Но и о Соне думается теперь иначе, чем прежде. Собственная тревога, собственная скорбь - это сейчас тревога и скорбь миллионов, и какой-то стыд мешает тосковать и скорбеть о себе в то время, когда вихрь войны разметал все гнезда и ударил по всем сердцам. Стефек сдвигает брови. Нельзя унывать, нельзя думать только о Соне - ведь там остались все они, и близкие, родные, и те, кого он никогда в жизни не видел, все под одним обухом несчастья. Быть может, давно уже нет Ольшин. Быть может, весенние волны озера бьются о пустой берег, быть может в его водах отражаются лишь развалины и пепелища сожженных изб. Быть может, давно уж нет в живых Сони. Может быть… Но у него всегда останется уверенность, что, если ей суждено было умереть, она умерла, как должен умереть человек, его веселая черноглазая Соня. Не изменила, не сломилась, не испугалась врага.
О сестре он почти не думал. Она была в безопасности - вдали от рушащихся в развалины городов, от обращаемых в пепел деревень, она была недосягаема для захватчиков. То, что казалось катастрофой, вдруг оказалось величайшим счастьем - кто знает, что ожидало бы Ядвигу, если бы она осталась в Ольшинах? А мысли о Соне были противоречивы и сбивчивы. Страх, тревога о том, что могло с ней случиться. Но это беспокойство было как бы только логическим выводом из всего, что ему было известно о враге, что он читал и слышал о нем. А в глубине души таилось убеждение, что ничего дурного с Соней случиться не могло, что уж с ней-то во всяком случае все в порядке. Быть может, она в партизанском отряде, а может - кто знает! - ей даже удалось в последнюю минуту бежать, и она здесь, по эту сторону фронта, в полной безопасности. Да скорей всего так оно и есть.
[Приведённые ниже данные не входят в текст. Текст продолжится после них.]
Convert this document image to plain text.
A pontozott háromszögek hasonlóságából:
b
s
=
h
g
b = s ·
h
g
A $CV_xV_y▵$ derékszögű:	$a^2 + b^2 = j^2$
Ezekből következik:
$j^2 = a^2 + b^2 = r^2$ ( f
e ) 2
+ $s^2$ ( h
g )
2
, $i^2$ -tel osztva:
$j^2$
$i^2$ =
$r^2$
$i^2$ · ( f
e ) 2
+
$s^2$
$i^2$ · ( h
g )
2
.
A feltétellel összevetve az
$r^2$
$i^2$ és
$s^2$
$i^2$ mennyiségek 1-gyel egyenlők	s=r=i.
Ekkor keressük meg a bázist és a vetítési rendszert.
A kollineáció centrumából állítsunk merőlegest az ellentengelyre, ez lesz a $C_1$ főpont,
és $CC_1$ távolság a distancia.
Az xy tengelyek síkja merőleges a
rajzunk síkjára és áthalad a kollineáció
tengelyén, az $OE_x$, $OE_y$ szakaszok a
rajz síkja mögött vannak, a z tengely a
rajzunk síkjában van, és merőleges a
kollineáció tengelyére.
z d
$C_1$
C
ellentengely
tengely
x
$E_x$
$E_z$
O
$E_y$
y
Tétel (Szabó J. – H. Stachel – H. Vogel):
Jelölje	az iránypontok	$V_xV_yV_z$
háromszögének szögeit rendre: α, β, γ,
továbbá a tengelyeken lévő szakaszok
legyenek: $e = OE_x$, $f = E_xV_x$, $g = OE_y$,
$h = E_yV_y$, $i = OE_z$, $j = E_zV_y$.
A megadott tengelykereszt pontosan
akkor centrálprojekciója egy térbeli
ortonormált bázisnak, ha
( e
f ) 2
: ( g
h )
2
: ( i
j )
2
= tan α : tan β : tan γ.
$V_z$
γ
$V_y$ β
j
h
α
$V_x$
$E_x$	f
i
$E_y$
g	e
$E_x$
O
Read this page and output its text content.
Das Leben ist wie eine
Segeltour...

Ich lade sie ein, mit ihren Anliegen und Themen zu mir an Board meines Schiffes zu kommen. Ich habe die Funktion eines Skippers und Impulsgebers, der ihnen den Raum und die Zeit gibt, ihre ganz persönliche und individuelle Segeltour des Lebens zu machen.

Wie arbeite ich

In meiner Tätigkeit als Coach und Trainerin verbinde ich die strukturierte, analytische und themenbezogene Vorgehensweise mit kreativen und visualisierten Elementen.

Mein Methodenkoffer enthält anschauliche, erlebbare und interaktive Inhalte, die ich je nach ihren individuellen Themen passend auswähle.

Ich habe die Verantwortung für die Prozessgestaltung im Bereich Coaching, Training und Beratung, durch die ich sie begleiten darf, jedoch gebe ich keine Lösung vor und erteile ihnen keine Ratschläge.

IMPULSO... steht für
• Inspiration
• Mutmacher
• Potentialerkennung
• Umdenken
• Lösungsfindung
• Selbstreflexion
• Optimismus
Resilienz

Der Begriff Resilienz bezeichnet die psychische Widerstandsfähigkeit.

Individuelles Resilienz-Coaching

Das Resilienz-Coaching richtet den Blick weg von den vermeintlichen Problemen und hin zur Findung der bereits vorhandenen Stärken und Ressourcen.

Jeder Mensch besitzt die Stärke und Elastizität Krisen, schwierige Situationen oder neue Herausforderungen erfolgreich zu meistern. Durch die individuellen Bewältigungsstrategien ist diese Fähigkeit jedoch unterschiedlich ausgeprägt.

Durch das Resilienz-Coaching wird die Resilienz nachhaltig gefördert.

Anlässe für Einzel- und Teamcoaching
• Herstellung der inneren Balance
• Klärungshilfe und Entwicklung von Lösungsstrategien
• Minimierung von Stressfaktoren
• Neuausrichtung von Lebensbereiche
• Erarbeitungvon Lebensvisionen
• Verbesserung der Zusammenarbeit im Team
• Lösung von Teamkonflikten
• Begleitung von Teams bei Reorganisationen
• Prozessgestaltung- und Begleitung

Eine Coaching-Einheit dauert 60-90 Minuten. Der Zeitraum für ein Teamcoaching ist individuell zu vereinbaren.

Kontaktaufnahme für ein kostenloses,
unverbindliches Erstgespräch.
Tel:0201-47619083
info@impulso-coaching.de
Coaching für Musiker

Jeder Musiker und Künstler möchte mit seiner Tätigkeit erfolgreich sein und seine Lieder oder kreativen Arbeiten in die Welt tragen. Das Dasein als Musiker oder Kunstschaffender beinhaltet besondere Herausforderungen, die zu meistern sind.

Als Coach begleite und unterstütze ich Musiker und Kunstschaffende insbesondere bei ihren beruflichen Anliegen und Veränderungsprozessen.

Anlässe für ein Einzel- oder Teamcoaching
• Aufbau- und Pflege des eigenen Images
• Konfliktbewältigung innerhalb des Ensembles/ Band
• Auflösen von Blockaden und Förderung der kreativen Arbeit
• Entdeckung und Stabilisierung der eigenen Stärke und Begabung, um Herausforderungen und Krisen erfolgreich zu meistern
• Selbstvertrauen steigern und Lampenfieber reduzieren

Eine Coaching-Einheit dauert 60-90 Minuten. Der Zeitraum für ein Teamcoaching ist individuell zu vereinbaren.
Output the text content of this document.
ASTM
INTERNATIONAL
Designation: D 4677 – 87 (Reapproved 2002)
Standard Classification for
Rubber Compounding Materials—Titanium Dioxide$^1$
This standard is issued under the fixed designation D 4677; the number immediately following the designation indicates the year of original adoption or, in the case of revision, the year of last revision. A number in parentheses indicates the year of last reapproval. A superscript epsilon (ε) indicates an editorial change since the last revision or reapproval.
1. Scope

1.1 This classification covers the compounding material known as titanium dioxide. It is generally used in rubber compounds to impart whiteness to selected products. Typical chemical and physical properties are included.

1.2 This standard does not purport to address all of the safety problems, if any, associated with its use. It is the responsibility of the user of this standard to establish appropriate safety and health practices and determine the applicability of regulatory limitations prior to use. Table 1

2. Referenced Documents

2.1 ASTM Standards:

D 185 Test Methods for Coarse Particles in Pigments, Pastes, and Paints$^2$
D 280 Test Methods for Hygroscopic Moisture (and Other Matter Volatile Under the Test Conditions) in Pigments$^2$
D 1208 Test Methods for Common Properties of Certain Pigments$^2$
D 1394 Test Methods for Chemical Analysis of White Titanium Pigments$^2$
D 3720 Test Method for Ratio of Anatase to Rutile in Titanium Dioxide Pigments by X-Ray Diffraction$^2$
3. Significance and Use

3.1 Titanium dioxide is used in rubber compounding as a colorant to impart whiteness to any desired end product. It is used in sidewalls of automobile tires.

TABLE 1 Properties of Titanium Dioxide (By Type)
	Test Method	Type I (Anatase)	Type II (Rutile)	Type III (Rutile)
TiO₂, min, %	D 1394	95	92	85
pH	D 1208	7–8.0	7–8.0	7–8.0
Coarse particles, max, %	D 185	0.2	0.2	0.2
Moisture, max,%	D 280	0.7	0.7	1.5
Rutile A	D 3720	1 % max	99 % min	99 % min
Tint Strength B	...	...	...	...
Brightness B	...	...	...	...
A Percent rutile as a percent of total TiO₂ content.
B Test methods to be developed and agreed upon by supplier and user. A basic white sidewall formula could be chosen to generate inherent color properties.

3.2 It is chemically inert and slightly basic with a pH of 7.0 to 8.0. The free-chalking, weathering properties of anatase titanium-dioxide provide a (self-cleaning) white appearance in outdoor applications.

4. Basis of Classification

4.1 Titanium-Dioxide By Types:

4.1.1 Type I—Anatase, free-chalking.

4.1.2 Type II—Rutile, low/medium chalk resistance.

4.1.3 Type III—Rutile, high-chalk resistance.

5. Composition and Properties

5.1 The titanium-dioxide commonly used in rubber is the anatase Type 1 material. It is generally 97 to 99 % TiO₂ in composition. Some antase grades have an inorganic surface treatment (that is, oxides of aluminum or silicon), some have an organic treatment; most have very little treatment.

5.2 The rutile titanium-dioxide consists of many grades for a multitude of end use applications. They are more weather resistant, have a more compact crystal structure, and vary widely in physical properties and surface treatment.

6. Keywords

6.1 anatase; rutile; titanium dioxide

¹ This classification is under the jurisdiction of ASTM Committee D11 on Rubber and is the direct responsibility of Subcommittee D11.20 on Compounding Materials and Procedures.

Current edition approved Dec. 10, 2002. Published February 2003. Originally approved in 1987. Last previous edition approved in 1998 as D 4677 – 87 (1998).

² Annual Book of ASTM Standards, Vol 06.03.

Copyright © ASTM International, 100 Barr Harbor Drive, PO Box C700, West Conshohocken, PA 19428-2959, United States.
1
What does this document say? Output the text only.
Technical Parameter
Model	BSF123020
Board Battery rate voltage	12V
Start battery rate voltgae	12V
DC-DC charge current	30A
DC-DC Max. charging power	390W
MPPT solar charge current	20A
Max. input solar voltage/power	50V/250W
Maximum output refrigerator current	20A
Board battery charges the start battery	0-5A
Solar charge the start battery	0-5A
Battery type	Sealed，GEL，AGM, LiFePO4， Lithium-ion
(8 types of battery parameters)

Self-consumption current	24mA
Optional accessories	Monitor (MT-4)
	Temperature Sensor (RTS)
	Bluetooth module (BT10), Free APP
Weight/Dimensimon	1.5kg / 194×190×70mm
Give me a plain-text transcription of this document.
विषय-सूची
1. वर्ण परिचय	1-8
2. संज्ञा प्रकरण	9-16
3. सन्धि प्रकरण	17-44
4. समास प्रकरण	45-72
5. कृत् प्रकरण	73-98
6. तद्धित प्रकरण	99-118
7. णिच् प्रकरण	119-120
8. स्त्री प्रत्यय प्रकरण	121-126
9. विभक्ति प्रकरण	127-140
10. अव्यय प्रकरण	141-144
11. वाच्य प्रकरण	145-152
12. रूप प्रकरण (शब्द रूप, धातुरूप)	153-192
Он не признавался себе, что это как раз менее всего вероятно. Ему легче было думать, что она где-нибудь тут - на этих тысячах и десятках тысяч километров свободного от врага пространства. Работает где-нибудь в глубине страны, и, как только кончится война, они встретятся. Да, так и должно быть, потому что, если бы Соня… Нет, это было бы слишком жестоко, бессмысленно, несправедливо! Она где-нибудь здесь и думает о нем. И Стефек испытывал что-то вроде хвастливой гордости при мысли, что наступит время, когда он расскажет Соне обо всем пережитом за время войны, о капитане Скворцове, о своей работе на аэродроме. А Соня будет слушать, широко раскрыв кроткие темные глаза, будет слушать, как умеет слушать только она.
Но мысли тут же меняли направление. Все, что происходило не здесь, не на фронте, было призрачным, недействительным. Подлинными, реальными были только эти военные дни - фронтовая жизнь, работа на аэродроме.
И вдруг он еще раз, в тысячный раз за это время, все с тем же чувством острого счастья, которого не могла притупить привычка, подумал о себе.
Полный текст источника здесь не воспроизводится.